Ein fortgeschrittenes Alter muss aber nicht zwingend einhergehen mit weltanschaulicher Milde. Lydia Lunch ist das beste Beispiel dafür. Die Königin der New Yorker No-Wave-Szene der späten 1970er bleibt auch mit fast 60 Jahren immer noch angriffslustig und inszeniert sich als streitbare Künstlerin, die immer wieder nach neuen Ausdrucksformen sucht. Zuletzt zeigte sie sich zusammen mit Cypress Grove und dem Album "Under The Covers" als wunderbar scham- wie respektlose Neuinterpretin mehr oder weniger bekannter Gassenhauer (hier nachzulesen). Doch scheint dieses Album noch wie ein gut gemeinter Kompromiss, wenn man sich im Vergleich dazu "Marchesa" anhört. Lunch spielt abermals ihre Karte als unnachahmliche Spoken-Word-Künstlerin aus, wobei ihr kaputtes Organ in Verbindung mit teils dissonanten Klangcollagen wie aus dem Vorhof zur Hölle klingt.

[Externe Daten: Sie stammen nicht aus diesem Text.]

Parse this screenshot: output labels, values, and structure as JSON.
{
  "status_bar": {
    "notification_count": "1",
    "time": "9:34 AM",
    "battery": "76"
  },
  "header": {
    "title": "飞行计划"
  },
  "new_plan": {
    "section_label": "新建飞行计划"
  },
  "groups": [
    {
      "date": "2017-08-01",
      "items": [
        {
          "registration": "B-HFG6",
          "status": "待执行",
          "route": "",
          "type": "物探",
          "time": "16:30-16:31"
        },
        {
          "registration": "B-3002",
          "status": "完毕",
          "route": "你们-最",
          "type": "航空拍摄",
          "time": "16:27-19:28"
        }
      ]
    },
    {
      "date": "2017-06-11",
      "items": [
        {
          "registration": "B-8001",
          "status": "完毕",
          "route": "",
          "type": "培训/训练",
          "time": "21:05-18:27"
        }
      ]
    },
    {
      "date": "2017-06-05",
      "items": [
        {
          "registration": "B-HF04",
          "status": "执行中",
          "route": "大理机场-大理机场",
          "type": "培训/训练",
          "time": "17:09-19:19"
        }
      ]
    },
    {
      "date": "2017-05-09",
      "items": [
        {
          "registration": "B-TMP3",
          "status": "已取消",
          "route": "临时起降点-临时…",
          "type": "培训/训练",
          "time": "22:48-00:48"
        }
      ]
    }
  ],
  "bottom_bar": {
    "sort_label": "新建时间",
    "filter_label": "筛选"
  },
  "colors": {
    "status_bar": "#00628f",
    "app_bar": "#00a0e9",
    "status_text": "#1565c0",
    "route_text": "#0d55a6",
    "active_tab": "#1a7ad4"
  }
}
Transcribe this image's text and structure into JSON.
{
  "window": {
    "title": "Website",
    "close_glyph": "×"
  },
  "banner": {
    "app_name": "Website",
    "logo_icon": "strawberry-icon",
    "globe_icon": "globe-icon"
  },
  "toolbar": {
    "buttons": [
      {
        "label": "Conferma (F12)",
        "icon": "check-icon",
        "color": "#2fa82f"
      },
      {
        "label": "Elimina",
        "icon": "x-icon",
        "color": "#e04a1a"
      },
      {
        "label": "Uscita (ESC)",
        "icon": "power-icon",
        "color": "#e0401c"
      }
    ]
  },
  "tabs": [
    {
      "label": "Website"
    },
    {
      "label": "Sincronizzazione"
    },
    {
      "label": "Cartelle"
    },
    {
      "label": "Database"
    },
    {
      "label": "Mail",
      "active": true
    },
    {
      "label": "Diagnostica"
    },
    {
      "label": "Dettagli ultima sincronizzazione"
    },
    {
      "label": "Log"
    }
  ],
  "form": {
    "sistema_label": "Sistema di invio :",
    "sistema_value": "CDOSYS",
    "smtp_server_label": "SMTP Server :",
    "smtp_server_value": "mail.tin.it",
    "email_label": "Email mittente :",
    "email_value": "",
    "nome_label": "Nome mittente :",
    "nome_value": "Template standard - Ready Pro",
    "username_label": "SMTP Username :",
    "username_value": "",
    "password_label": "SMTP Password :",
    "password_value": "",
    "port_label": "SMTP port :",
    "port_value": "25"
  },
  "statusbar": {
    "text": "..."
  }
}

Mit diesem eindringlichen Werk huldigt sie einer ihrer größten Inspirationsquellen: Marquis De Sade, ein revolutionärer Freigeist zu Zeiten der absoluten Monarchie in Frankreich. Seine Schriften waren nicht nur pornografischer Natur, sondern auch extrem kirchenfeindlich. Die Ideen de Sades hat sich Lunch zu eigen gemacht, sie aber in eine neue Sprache gepackt und in die Jetztzeit verfrachtet (man höre sich nur das Gift und Galle speiende "Poor Pathetic Creatures" an). Lynch antwortet damit ihrem Land, das im Trump-Taumel laut und unappetitlich geworden ist. Sie tut dies aber nicht noch lauter, sondern agiert introvertiert und schwört wie eine reichlich angepisste Cassandra die Gesellschaft auf ihr Ende ein, das es selbst zu verantworten hat. Wie ein düsteres Sittengemälde verstört "Marchesa" zutiefst und wirkt wie der wirklich letzte Warnschuss vorm Bug durch einen Schalldämpfer.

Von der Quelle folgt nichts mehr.